I would imagine people are re filling bottles with cheaper products(egp maybe) and selling them off after they have used the actual product to protect a car at the dealership (just my thoughts,i have no proof lol).

i have some customers who have had this applied at my local BMW dealer and its been done very well, after over a year they still repel and bead very well and interiors just wipe clean with a damp mf.for them the cost offset of just having maintenance valets fortnightly/monthly over the year vs a full valet or protection detail/wax top up every few months with maintenance washes in between will balance out over time anyway.

would i use? no- but i like spending a day each month/6 weeks polishing and re-applying waxes/sealants

regards

lew


----------



## Frothey (Apr 30, 2007)

not re-fills, just what they don't use - you wont use all of the bottle on one car


----------



## lew007 (Jun 20, 2010)

Frothey said:


> not re-fills, just what they don't use - you wont use all of the bottle on one car


fair enough. the kit with the valet pack is about £80 + vat from my local supplier

lew


----------



## Goodfella36 (Jul 21, 2009)

i did a 4 month old AMG merc estate last week not an ouce of beading on it after he had the dealer applied product at a cost of £400 pounds called stainguard (made by supaguard) the most akward thing was telling the customer there was no protection on the car then showing him the difference between my van and the car he is taking the car back to dealer to complain honestly looked like nothing had been applied


----------



## MSD1540 (Oct 29, 2010)

The guy I bought my car from said he had Supagard done when he bought the car new 4yrs ago, he was using it as a kind of sales punt. Not sure how long it lasts for but I guess this sticker is all that's left on it now!


----------



## Alex_225 (Feb 7, 2008)

These products could be the best in the world but they are mis-sold to the general public. 

You should be told that once it's applied properly, if you maintain it properly it will last for years. In the same way a detailing routine does. 

What actually gets told to people is that the dealer applies it and you don't need to polish/wax for 3 years+ which is simply not true. 

People want these products because they think it means a maintenance free shiny car for the time they're going to own it. When I bought a new car when I was 21 they put it on the car and told me how good it was and how I didn't need to polish it for 3 years. 

99% of the time, these products are a rip off due to how they are presented by the salesman.


----------



## Frothey (Apr 30, 2007)

to be fair, most people don't polish their cars for 3 years even if they haven't got it applied lol!

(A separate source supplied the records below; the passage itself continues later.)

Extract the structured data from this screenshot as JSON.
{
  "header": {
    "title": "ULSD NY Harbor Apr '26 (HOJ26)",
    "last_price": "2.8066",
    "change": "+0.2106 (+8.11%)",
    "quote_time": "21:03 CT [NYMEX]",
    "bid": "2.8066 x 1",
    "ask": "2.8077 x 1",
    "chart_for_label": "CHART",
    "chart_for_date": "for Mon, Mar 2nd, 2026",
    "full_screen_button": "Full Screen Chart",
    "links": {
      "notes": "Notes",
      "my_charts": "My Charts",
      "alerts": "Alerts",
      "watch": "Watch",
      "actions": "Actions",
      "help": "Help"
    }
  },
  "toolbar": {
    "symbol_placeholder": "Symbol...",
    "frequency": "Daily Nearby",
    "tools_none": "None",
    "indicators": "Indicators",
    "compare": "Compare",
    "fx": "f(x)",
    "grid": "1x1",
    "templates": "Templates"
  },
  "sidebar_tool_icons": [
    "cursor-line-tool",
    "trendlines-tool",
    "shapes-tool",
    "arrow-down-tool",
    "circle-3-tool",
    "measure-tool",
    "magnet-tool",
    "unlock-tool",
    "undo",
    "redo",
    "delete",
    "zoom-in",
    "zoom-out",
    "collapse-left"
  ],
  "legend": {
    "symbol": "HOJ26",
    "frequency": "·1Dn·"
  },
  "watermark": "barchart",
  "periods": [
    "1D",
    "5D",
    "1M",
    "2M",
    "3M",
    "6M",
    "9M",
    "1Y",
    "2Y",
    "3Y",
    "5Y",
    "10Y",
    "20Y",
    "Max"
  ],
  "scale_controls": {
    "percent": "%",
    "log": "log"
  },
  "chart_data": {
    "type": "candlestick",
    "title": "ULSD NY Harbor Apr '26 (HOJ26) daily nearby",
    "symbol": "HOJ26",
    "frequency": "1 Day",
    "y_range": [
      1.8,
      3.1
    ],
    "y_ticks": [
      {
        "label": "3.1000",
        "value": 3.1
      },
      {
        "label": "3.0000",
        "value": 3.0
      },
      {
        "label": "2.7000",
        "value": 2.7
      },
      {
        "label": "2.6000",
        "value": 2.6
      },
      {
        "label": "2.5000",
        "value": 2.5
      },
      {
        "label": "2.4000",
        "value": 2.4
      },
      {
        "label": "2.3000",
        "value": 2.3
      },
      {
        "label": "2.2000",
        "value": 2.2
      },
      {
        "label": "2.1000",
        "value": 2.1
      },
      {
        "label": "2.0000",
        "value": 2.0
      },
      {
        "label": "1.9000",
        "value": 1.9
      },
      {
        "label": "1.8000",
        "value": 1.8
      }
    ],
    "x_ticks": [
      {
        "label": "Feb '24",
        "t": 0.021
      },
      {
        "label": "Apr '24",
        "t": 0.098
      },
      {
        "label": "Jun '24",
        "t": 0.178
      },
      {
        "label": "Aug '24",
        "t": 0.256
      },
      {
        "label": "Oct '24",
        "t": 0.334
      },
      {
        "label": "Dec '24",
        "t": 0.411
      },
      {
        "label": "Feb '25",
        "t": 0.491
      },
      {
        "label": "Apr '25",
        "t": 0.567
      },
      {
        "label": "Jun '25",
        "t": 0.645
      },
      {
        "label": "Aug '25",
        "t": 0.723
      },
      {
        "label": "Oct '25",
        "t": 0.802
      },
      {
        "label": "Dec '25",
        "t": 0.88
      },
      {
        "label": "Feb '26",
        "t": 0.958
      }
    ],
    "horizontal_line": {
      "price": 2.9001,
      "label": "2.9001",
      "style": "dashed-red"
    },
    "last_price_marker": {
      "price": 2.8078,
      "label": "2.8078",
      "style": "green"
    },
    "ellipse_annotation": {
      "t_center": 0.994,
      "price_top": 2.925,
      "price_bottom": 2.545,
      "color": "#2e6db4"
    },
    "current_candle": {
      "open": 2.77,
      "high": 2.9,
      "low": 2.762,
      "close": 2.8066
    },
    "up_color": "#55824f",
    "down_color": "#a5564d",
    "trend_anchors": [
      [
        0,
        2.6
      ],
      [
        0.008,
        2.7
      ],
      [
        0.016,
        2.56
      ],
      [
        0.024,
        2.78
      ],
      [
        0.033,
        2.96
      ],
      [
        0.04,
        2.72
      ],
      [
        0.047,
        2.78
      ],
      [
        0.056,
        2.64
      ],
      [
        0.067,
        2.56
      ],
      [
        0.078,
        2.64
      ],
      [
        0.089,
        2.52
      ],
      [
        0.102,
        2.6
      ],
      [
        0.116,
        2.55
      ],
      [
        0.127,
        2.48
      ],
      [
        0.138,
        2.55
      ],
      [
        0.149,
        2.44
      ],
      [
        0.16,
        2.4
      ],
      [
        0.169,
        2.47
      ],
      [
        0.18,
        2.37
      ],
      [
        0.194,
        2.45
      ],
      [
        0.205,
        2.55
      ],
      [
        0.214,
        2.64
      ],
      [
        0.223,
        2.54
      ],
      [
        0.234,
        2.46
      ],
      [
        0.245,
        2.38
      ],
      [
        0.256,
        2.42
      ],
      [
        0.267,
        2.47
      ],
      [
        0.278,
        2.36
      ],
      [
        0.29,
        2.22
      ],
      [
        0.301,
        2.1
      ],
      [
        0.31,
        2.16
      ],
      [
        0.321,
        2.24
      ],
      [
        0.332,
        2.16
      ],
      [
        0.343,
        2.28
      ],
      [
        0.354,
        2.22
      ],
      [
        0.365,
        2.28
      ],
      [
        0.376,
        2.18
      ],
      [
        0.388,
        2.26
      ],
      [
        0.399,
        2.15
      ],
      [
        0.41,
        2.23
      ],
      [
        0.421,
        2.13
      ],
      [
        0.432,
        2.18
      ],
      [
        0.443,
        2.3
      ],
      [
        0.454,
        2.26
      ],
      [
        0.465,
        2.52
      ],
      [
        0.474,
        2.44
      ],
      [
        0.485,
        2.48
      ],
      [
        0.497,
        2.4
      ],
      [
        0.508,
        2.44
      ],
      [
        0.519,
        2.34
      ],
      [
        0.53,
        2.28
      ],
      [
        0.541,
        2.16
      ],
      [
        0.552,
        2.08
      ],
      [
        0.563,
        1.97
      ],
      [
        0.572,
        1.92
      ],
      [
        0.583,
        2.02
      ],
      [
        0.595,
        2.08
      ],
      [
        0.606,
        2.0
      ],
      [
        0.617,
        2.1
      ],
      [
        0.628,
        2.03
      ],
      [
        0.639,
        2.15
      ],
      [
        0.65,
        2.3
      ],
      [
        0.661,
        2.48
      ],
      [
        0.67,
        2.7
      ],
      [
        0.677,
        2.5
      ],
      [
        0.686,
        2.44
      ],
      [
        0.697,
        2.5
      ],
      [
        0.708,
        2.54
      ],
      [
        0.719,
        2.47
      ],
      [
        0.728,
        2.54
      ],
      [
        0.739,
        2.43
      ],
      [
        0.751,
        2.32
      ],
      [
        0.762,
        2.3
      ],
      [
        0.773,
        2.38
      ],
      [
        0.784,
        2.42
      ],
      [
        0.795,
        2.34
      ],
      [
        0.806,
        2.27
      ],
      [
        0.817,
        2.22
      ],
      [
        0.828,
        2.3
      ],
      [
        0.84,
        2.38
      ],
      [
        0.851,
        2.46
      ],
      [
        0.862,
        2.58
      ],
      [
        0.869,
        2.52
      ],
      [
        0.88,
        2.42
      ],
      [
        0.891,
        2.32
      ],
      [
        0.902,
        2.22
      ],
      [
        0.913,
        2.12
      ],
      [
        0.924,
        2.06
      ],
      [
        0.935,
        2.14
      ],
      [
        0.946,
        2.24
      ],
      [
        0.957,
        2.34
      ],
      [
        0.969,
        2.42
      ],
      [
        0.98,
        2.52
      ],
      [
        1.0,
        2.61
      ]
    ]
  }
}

The reason salespeople push it is that they can earn as much money out of selling the paint protection as the cars..... and if they aren't selling as many cars at the moment, it becomes more important! No worse than people getting ripped off in AV stores on "gold plated" leads and special "digital compatibles" hdmi leads (lol!) which cost pence to make, yet sell for ££££££'s. And don't get me started on 3D glasses :lol:


----------



## CliveP (Feb 1, 2009)

I'm afraid my view of 'Supagard' is the same as the view Amy Winehouse had on being told they said she should go to re-hab:

'No, No, No'....

But I understand completely why people go for them, even if it does seal in the garage's often 'mis-preparation'.

Regards,
Clive.


----------



## k4ith (Apr 3, 2008)

Refined Detail said:


> Supaguard will last if applied properly, and maintained properly.
> 
> The common fault is that it's cleverly marketed that you'll never need to polish your car again, it's lasts a lifetime etc. You have to top it up though with the supplied kit, so therefore it's no different to using a proper polish and wax / sealant set up. A lot of people fail to realise this and don't top it up - instead opting to wash it with normal products, or get somebody else to wash it with non Supaguard products - that is when it fails.
> 
> ...


Totally agree, Applied correctly and maintained properly its a good product. The kit the sealer buys for the car is roughly £25-35 depending on how many they buy. Some dealers of upmarket cars are charging 500+ for this which is crazy.
Again though people who buy the AG life shine kit and then use it and think they are covered by its guarnatee are misled.


----------